J Am Coll Cardiol. 2025 Apr 15;85(14):1471-1484. doi: 10.1016/j.jacc.2025.02.016.
The extent to which high-sensitivity cardiac troponin can predict cardiovascular disease (CVD) is uncertain.
We aimed to quantify the potential advantage of adding information on cardiac troponins to conventional risk factors in the prevention of CVD.
We meta-analyzed individual-participant data from 15 cohorts, comprising 62,150 participants without prior CVD. We calculated HRs, measures of risk discrimination, and reclassification after adding cardiac troponin T (cTnT) or I (cTnI) to conventional risk factors. The primary outcome was first-onset CVD (ie, coronary heart disease or stroke). We then modeled the implications of initiating statin therapy using incidence rates from 2.1 million individuals from the United Kingdom.
Among participants with cTnT or cTnI measurements, 8,133 and 3,749 incident CVD events occurred during a median follow-up of 11.8 and 9.8 years, respectively. HRs for CVD per 1-SD higher concentration were 1.31 (95% CI: 1.25-1.37) for cTnT and 1.26 (95% CI: 1.19-1.33) for cTnI. Addition of cTnT or cTnI to conventional risk factors was associated with C-index increases of 0.015 (95% CI: 0.012-0.018) and 0.012 (95% CI: 0.009-0.015) and continuous net reclassification improvements of 6% and 5% in cases and 22% and 17% in noncases. One additional CVD event would be prevented for every 408 and 473 individuals screened based on statin therapy in those whose CVD risk is reclassified from intermediate to high risk after cTnT or cTnI measurement, respectively.
Measurement of cardiac troponin results in a modest improvement in the prediction of first-onset CVD that may translate into population health benefits if used at scale.
高敏心肌肌钙蛋白预测心血管疾病(CVD)的程度尚不确定。
我们旨在量化在预防CVD时,将心肌肌钙蛋白信息添加到传统危险因素中可能带来的优势。
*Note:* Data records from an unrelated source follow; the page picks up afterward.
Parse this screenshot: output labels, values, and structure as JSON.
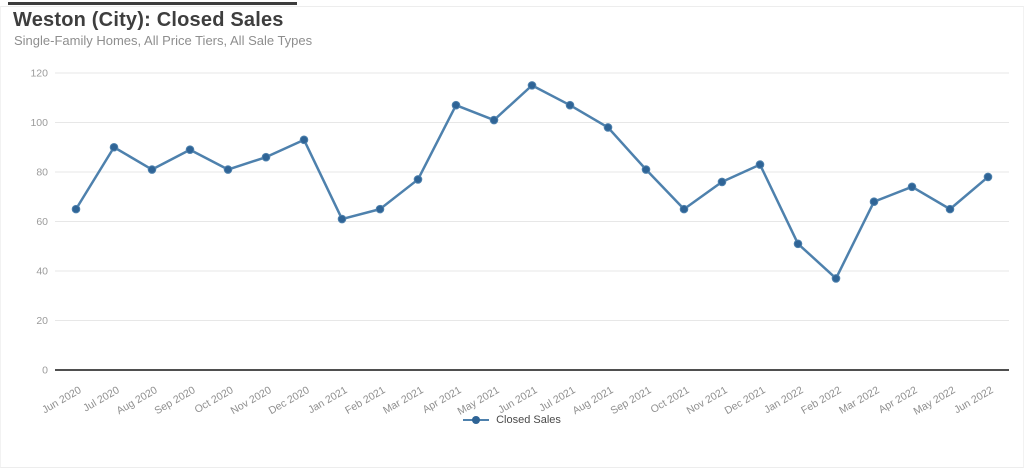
{
  "header": {
    "title": "Weston (City): Closed Sales",
    "subtitle": "Single-Family Homes, All Price Tiers, All Sale Types"
  },
  "legend": {
    "items": [
      {
        "label": "Closed Sales",
        "color": "#4e81ad",
        "marker_color": "#2f6496"
      }
    ]
  },
  "chart_data": {
    "type": "line",
    "title": "Weston (City): Closed Sales",
    "subtitle": "Single-Family Homes, All Price Tiers, All Sale Types",
    "categories": [
      "Jun 2020",
      "Jul 2020",
      "Aug 2020",
      "Sep 2020",
      "Oct 2020",
      "Nov 2020",
      "Dec 2020",
      "Jan 2021",
      "Feb 2021",
      "Mar 2021",
      "Apr 2021",
      "May 2021",
      "Jun 2021",
      "Jul 2021",
      "Aug 2021",
      "Sep 2021",
      "Oct 2021",
      "Nov 2021",
      "Dec 2021",
      "Jan 2022",
      "Feb 2022",
      "Mar 2022",
      "Apr 2022",
      "May 2022",
      "Jun 2022"
    ],
    "series": [
      {
        "name": "Closed Sales",
        "values": [
          65,
          90,
          81,
          89,
          81,
          86,
          93,
          61,
          65,
          77,
          107,
          101,
          115,
          107,
          98,
          81,
          65,
          76,
          83,
          51,
          37,
          68,
          74,
          65,
          78
        ]
      }
    ],
    "ylim": [
      0,
      120
    ],
    "yticks": [
      0,
      20,
      40,
      60,
      80,
      100,
      120
    ],
    "grid": true,
    "legend_position": "bottom",
    "colors": {
      "line": "#4e81ad",
      "marker": "#2f6496",
      "grid": "#e7e7e7",
      "axis": "#4f4f4f",
      "y_tick_label": "#9b9b9b",
      "x_tick_label": "#8f8f8f"
    }
  }
}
我们对来自15个队列的个体参与者数据进行了荟萃分析,这些队列包括62150名无既往CVD的参与者。在将心肌肌钙蛋白T(cTnT)或I(cTnI)添加到传统危险因素后,我们计算了风险比(HRs)、风险辨别指标和重新分类情况。主要结局是首次发生的CVD(即冠心病或中风)。然后我们使用来自英国210万人的发病率数据对启动他汀类药物治疗的影响进行建模。
在进行了cTnT或cTnI测量的参与者中,分别在中位随访11.8年和9.8年期间发生了8133例和3749例CVD事件。cTnT每升高1个标准差时CVD的HR为1.31(95%CI:1.25 - 1.37),cTnI为1.26(95%CI:1.19 - 1.33)。将cTnT或cTnI添加到传统危险因素中,C指数分别增加0.015(95%CI:0.012 - 0.018)和0.012(95%CI:0.009 - 0.015),病例的连续净重新分类改善率分别为6%和5%,非病例为22%和17%。对于那些在测量cTnT或cTnI后CVD风险从中等重新分类为高风险的人群,基于他汀类药物治疗进行筛查时,每408人和473人分别可预防1例额外的CVD事件。
心肌肌钙蛋白的测量在首次发生CVD的预测方面有适度改善,如果大规模使用可能会给人群健康带来益处。